In honor of the death of Robin Williams, we have selected a video from one of his movies.
The movie is called Dead Poet’s Society and is about an English teacher who tries to inspire his students to love reading poetry. It is one of his best roles.
Below is the video, which has captions. Under that, you will find the transcript with links to some key vocabulary words that you may not know.
We hope this video inspires you to seize the day!
KEATING: Now, Mr… Pitts. That’s a rather unfortunate name. Mr. Pitts, where are you?
PITTS: “To the virgins, to make much of time”?
KEATING: Yes, that’s the one. Somewhat appropriate, isn’t it?
KEATING: Thank you Mr. Pitts. “Gather ye rosebuds while ye may.” The Latin term for that sentiment is Carpe Diem. Now who knows what that means?
MEEKS: Carpe Diem. That’s “seize the day.”
KEATING: Very good, Mr.-
KEATING: Meeks. Another unusual name. Seize the day. Gather ye rosebuds while ye may. Why does the writer use these lines?
CHARLIE: Because he’s in a hurry.
KEATING: No, ding!
Now I would like you to step forward over here and peruse some of the faces from the past. You’ve walked past them many times. I don’t think you’ve really looked at them.

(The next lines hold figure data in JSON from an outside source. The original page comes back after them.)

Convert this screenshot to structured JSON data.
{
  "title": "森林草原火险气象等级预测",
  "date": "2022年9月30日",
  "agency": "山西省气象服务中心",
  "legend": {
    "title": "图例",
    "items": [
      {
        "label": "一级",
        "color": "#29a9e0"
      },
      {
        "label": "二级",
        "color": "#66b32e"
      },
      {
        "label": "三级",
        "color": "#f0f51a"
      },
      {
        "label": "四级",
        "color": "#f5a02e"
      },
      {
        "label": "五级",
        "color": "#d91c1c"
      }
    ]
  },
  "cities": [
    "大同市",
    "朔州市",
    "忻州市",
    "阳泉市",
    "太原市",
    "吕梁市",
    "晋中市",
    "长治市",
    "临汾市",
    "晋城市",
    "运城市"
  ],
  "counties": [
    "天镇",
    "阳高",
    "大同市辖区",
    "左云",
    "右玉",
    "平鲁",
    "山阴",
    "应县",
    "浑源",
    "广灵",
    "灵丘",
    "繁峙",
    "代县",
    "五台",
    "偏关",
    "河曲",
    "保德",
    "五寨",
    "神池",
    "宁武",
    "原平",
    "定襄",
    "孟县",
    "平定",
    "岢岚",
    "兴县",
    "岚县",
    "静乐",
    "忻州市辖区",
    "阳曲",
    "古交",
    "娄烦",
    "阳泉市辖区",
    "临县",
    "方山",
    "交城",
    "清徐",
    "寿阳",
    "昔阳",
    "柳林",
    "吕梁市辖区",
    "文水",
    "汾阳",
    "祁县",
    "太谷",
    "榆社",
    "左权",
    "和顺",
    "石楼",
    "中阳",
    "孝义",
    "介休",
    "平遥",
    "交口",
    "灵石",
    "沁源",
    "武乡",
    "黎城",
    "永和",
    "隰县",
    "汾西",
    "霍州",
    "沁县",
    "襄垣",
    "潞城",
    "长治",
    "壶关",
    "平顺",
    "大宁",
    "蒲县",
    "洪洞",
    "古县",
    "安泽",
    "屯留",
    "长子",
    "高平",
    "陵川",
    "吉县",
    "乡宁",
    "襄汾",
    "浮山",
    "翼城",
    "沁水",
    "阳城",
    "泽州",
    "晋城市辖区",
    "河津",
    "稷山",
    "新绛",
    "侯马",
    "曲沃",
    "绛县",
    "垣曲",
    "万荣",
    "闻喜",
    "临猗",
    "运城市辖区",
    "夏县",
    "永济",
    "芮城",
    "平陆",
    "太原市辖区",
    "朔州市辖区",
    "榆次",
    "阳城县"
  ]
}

They’re not that different from you, are they? Same haircuts. Full of hormones, just like you. Invincible, just like you feel. The world is their oyster. They believe they’re destined for great things, just like many of you. Their eyes are full of hope, just like you. Did they wait until it was too late to make from their lives even one iota of what they were capable? Because you see gentlemen, these boys are now fertilizing daffodils. But if you listen real close, you can hear them whisper their legacy to you. Go on, lean in.
Carpe. Hear it? Carpe. Carpe Diem. Seize the day boys, make your lives extraordinary.